First, if we look to the present, is Japan's social welfare system truly sustainable? Since Japan has already become a super-aging society, its spending on social security and healthcare continues to increase, but the sustainability of this system—including the source of funds for this spending—is extremely precarious.
In addition, if we look to the future, Japan faces a declining population, and there are questions about whether it can maintain its current level of affluence in the future. The increase in irregular employment among younger workers saps their motivation and is holding down Japan's labor productivity.

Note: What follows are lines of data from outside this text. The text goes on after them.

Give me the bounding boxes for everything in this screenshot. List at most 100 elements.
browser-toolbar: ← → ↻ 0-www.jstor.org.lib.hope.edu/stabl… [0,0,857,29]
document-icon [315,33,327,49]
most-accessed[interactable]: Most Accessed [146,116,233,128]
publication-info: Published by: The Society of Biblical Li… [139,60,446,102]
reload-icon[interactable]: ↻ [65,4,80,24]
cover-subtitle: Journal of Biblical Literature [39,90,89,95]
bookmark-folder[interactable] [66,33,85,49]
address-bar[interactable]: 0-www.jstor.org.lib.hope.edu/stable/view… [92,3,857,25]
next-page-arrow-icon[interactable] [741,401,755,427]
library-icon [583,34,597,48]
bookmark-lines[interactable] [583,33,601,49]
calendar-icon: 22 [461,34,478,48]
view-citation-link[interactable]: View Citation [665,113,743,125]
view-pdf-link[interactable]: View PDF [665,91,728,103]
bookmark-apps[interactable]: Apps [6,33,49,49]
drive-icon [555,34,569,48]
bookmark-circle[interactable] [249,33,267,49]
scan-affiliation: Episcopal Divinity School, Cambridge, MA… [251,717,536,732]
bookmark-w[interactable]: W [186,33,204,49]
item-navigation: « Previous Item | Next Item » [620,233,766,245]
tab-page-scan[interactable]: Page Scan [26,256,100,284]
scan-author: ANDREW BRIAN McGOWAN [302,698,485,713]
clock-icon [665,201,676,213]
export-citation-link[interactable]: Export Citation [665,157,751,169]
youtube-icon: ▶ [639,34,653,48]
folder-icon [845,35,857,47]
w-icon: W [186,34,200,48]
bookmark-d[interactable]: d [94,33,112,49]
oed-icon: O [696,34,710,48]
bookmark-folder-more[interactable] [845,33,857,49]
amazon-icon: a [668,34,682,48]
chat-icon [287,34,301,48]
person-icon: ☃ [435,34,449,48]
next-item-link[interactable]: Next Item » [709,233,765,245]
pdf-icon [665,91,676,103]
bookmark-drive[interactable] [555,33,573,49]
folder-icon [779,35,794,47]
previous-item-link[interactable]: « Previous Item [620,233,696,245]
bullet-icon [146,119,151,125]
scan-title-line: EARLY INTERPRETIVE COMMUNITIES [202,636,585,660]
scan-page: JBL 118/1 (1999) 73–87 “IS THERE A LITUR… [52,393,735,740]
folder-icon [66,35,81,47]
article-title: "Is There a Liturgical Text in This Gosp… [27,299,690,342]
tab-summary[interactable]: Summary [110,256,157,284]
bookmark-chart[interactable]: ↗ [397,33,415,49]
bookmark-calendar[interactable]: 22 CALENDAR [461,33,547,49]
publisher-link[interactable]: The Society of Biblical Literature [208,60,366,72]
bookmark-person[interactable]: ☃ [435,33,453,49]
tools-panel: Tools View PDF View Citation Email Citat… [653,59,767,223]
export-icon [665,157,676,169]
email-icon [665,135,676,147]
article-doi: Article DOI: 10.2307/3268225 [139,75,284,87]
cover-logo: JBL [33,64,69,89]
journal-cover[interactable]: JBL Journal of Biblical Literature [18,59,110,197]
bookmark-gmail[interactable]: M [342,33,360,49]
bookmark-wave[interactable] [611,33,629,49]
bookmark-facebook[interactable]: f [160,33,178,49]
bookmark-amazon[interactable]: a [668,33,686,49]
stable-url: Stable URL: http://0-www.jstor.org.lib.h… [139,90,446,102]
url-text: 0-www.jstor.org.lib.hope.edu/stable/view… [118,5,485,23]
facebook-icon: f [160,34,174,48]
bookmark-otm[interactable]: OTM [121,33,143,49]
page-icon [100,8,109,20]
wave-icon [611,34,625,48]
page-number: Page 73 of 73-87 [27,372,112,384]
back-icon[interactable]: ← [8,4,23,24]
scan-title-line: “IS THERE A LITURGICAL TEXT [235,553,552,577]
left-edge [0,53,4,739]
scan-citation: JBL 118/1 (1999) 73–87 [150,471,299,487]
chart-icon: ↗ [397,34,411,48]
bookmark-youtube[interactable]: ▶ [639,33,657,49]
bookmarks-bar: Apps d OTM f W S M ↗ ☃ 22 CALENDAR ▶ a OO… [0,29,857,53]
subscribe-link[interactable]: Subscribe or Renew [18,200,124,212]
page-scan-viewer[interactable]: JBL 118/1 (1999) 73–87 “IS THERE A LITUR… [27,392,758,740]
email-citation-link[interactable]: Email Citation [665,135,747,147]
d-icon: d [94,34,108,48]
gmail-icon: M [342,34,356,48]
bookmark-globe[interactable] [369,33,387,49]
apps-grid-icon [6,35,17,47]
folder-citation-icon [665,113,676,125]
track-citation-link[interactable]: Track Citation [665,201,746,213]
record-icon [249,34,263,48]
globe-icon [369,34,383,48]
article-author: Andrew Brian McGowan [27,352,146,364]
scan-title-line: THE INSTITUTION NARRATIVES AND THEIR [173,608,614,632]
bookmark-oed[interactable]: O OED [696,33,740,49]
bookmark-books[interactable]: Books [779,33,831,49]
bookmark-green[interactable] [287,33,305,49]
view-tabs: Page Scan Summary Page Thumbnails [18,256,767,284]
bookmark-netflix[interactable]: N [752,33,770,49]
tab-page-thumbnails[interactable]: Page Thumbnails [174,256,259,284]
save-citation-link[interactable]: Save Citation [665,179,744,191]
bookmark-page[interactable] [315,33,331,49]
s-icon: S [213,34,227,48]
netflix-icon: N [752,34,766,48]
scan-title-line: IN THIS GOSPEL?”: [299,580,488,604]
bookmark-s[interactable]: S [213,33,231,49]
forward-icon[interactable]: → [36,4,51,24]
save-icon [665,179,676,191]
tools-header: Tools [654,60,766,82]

In an environment in which the potential economic growth rate is now below 1%, even cries for economic growth ring hollow.
Nevertheless, we cannot afford to simply despair. In his new book, Population and Japan's Economy, published last year, Professor Hiroshi Yoshikawa strongly admonishes that Japan's "pessimism about a declining population has gone too far." While a declining population is a big problem, he argues that what is more important for economic growth is innovation. Businesspeople like us need to forge ahead to create product innovations that will generate new sources of demand.
Still, it is an illusion to think that innovation will resolve all of the issues we face. Events that shocked the world last year, such as the Brexit (Britain votes to leave the EU) and the election of Donald Trump, in my view stemmed from social unrest caused by the problems of rising inequality and poverty.
There is an expression in Japanese, which comes from a Chinese saying, that loosely translates into English as "Meeting basic needs makes for fine manners." In other words, it is only once people's basic needs are satisfied in their daily lives that they can begin to make rational decisions. Likewise, Japan must not take the position that these global trends are simply somebody else's problem. We must squarely face the issues of rising inequality and poverty and, to minimize social unrest, work hard on reforming the taxation system to promote a redistribution of income and a sustainable social welfare system.